We went home, found the information, and returned to the bank. The NI numbers were handed over, the app was successfully accessed and that, you would have thought, would have been it. How foolish. We then had to go and spend some quality time with the nice young lady again as she printed off documents for us to sign before getting me to enter my signature electronically. Two attempts were needed at this as the system rejected my first set of three because they were not a good enough match. The second set obviously were, as not only did the system accept them, but when I signed electronically for something else, it accepted that too.


And that was, at last, it. The nice lady bid us farewell as if we were old friends, which I suppose we were by that time, and Stephen took me back home, depositing me just before 1pm. He headed to work to catch up on all he had missed that morning while I went in for a spot of lunch and a lie down in a darkened room.

 

Stephen had a couple more takers on Wednesday, with t-shirts proving of interest on Vinted, but he wasn’t the only person looking for a buyer. We had just settled down to dinner when he suddenly shot from his chair and out onto the terrazzo where he started conversing with someone below. Wondering what could have prompted such a reaction I half stood, enough to see through the window the top of a white transit van, and putting this together with the voice came to the (correct) conclusion that Luigi had dropped by.
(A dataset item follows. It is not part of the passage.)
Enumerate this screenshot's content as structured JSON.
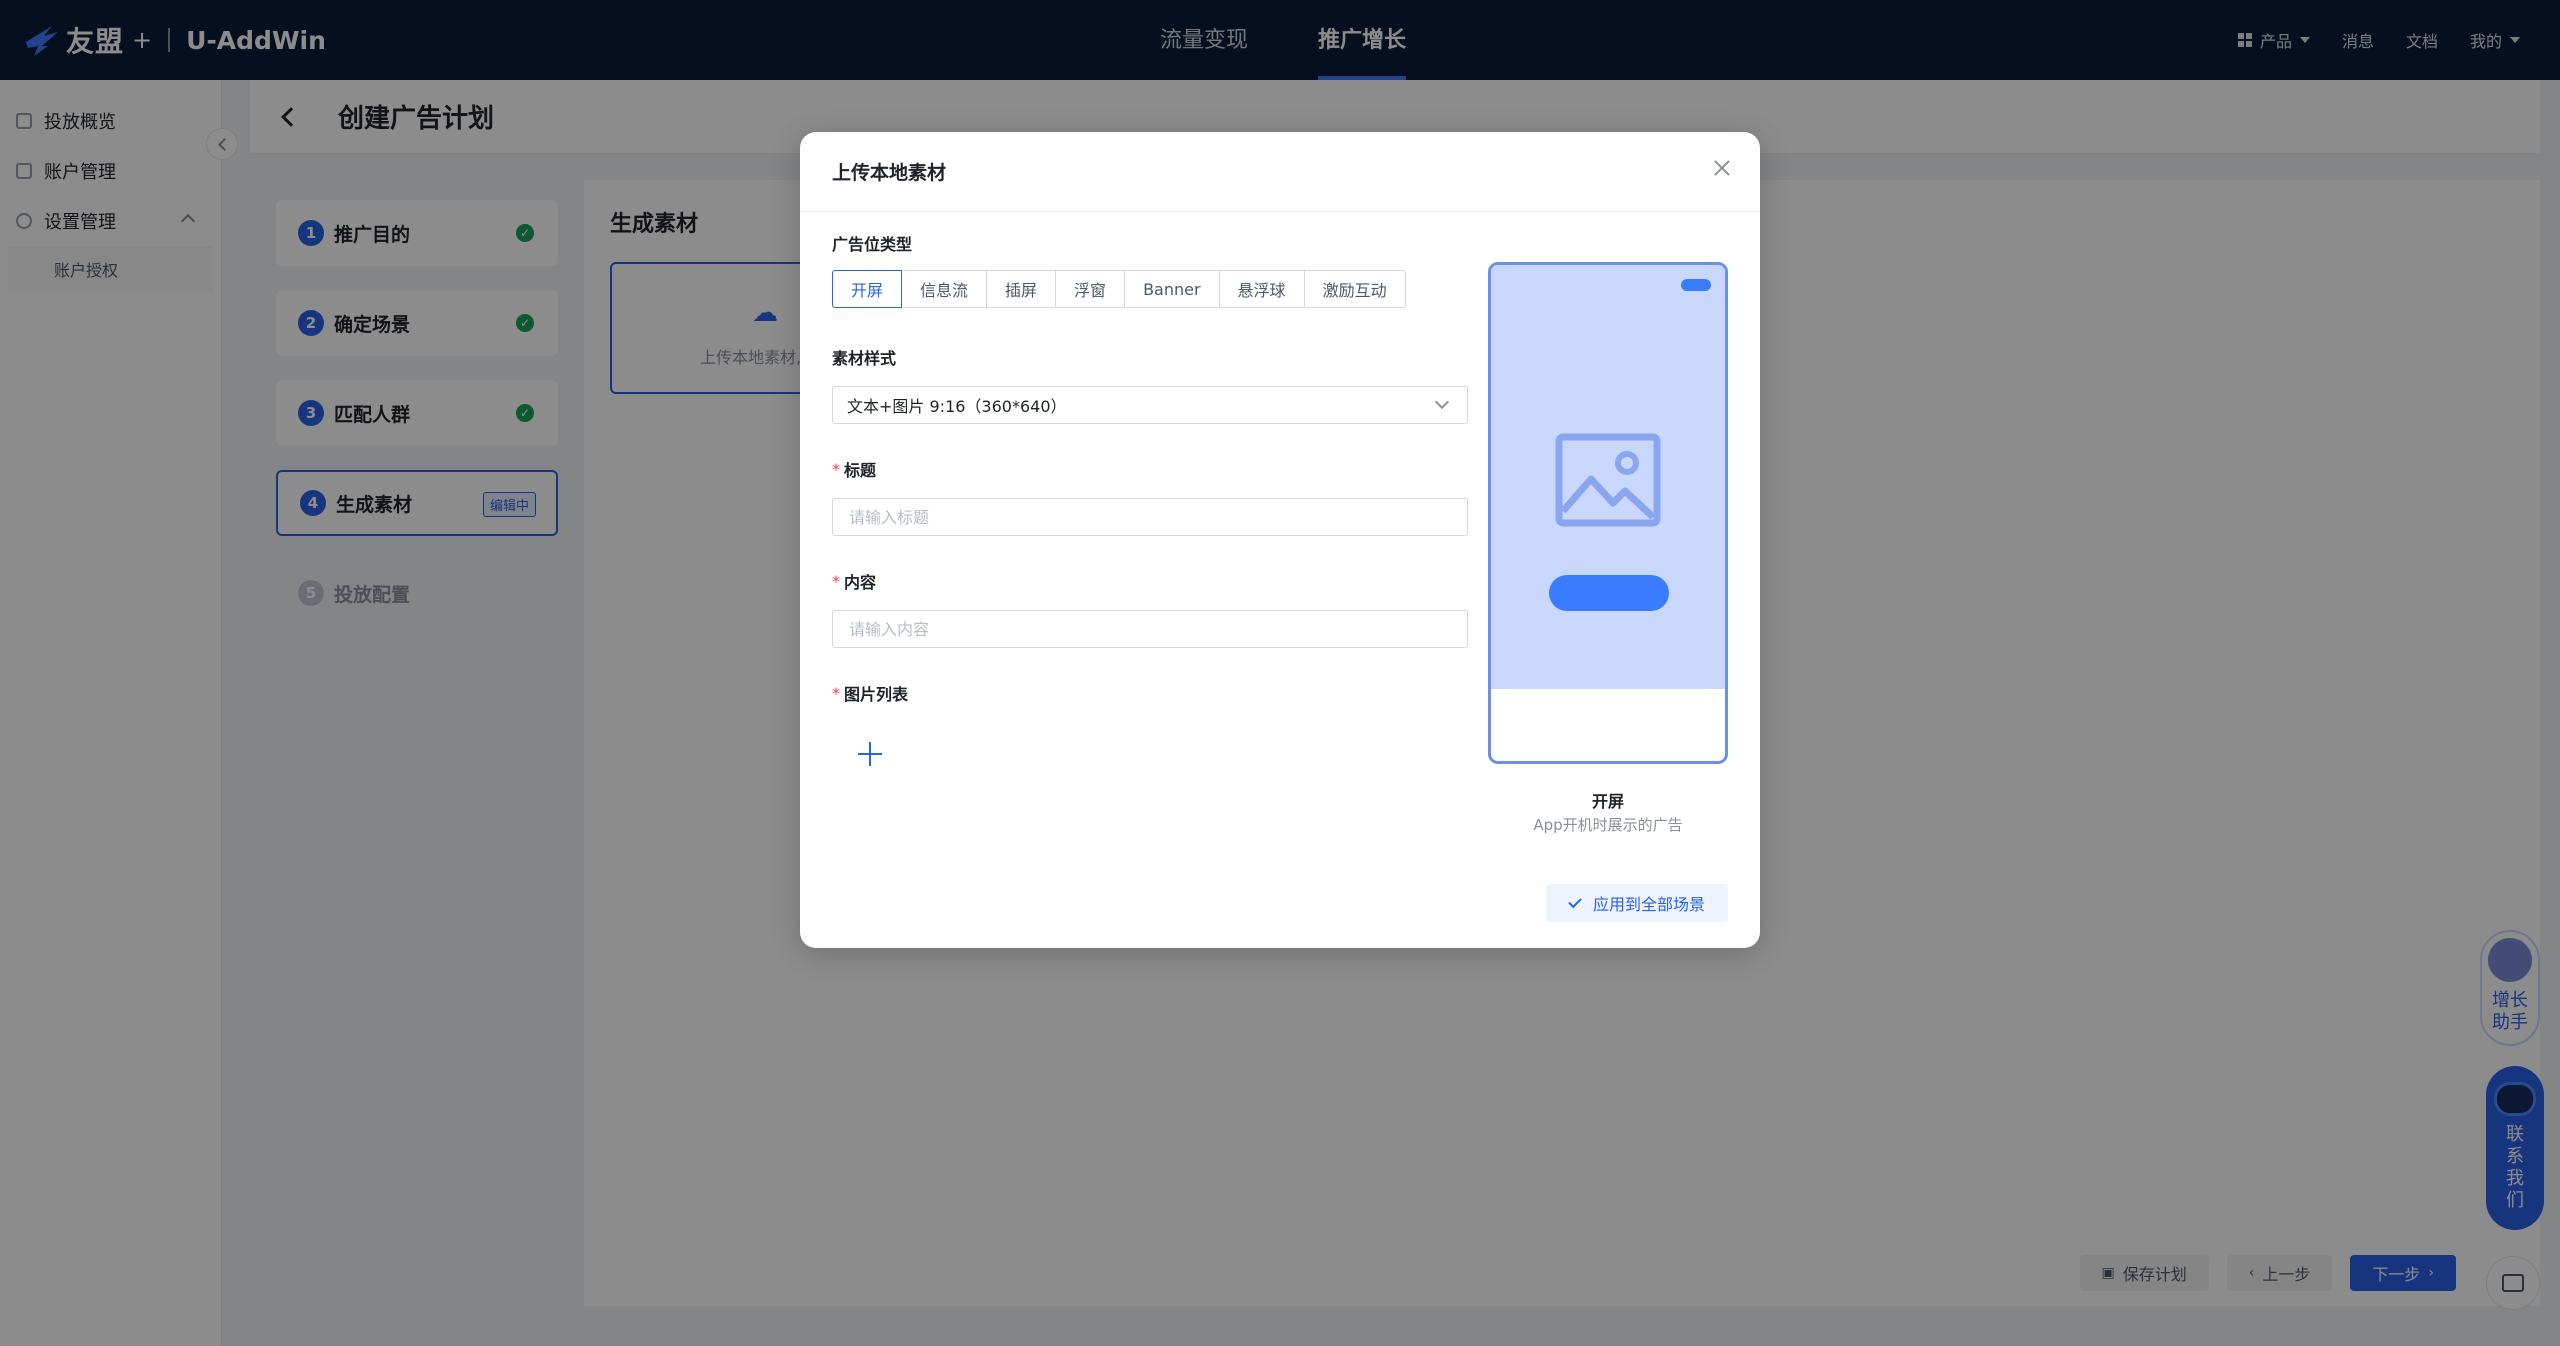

I returned to my dinner – no point in two plates getting cold – and waited for Stephen to return and fill me in.

 

I won’t go into the complicated backstory, involving as it does people who have not featured in these pages before, but Luigi, working on the basis that as we are British, we must know a horde of compatriots clutching wads of cash wanting to buy a house in downtown Le Marche that has been put on the market by someone he knows. Stephen tried to demur, but Luigi was most insistent. To keep him happy, and to be able to get back to his dinner – and to satisfy his curiosity – Stephen agreed to go with him on Saturday morning to take a look at the house somewhere round about in the countryside.
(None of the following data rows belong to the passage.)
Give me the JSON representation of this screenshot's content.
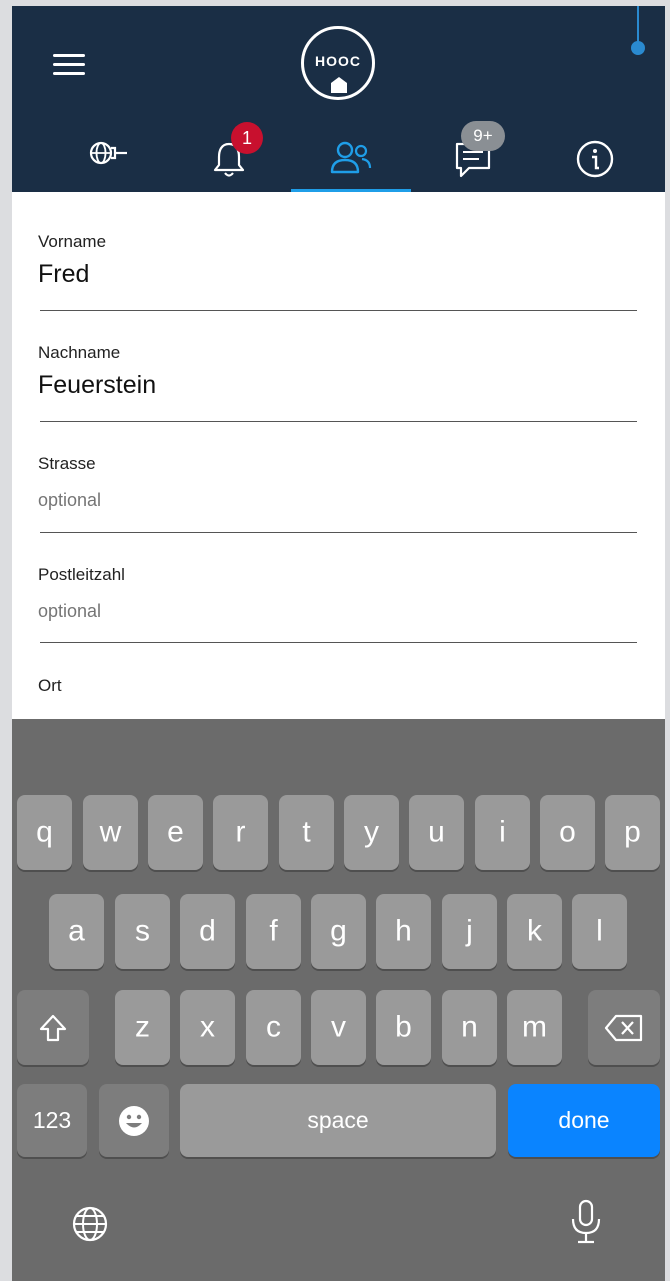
{
  "header": {
    "logo_text": "HOOC",
    "menu_icon": "hamburger-icon",
    "tabs": [
      {
        "icon": "globe-plug-icon"
      },
      {
        "icon": "bell-icon",
        "badge": "1"
      },
      {
        "icon": "users-icon",
        "active": true
      },
      {
        "icon": "chat-icon",
        "badge": "9+"
      },
      {
        "icon": "info-icon"
      }
    ],
    "accent_color": "#1f9ee8",
    "bar_color": "#1a2e45"
  },
  "form": {
    "vorname": {
      "label": "Vorname",
      "value": "Fred"
    },
    "nachname": {
      "label": "Nachname",
      "value": "Feuerstein"
    },
    "strasse": {
      "label": "Strasse",
      "placeholder": "optional"
    },
    "postleitzahl": {
      "label": "Postleitzahl",
      "placeholder": "optional"
    },
    "ort": {
      "label": "Ort"
    }
  },
  "keyboard": {
    "row1": [
      "q",
      "w",
      "e",
      "r",
      "t",
      "y",
      "u",
      "i",
      "o",
      "p"
    ],
    "row2": [
      "a",
      "s",
      "d",
      "f",
      "g",
      "h",
      "j",
      "k",
      "l"
    ],
    "row3": [
      "z",
      "x",
      "c",
      "v",
      "b",
      "n",
      "m"
    ],
    "numbers_label": "123",
    "space_label": "space",
    "done_label": "done",
    "shift_icon": "shift-icon",
    "backspace_icon": "backspace-icon",
    "emoji_icon": "emoji-icon",
    "globe_icon": "globe-icon",
    "mic_icon": "microphone-icon"
  }
}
Thursday the Panda was booked in with Ivano and son for a service prior to it going next week for its MOT – hopefully pre-empting any work that might need doing and avoiding two trips. The only thing was a new bulb over the back number plate which we already knew about, so with that sorted and an overhaul and an oil change, our fingers are crossed for the revisione, as it’s known in these parts.

 

Friday was the rematch with the post office, which went surprisingly smoothly. We made good time with the shopping and Stephen’s haircut, and the three people ahead of us were seen to smartly, and we whipped through our three transactions in double-quick time. Three because when Paolo retrieved the letter from a box behind him, we saw it was from the water company. “Open it, and if it’s a bill we can pay it now,” said Stephen with great presence of mind. I did and it was (we had apparently missed one in January somehow – maybe because we didn’t get it) so I settled the debt while Stephen handed over another Vinted parcel, and we were still home not much later than our usual time.

 

Apart from a trip out to collect a new set of lenses from the nice optician in Corridonia (where we seemed to confuse the new assistant who thought Webster was the brand name until he stepped in to help her) the weekend has been spent at home, with Stephen conveniently forgetting about going to see the house and making the most of two successive days of dry weather and sunshine by cutting the grass this afternoon. It was a tad damp in places so still needed a bit more of an effort, but Harry and Peggy showed their appreciation by running around with madcap abandon after he’d finished, and what better incentive do you want?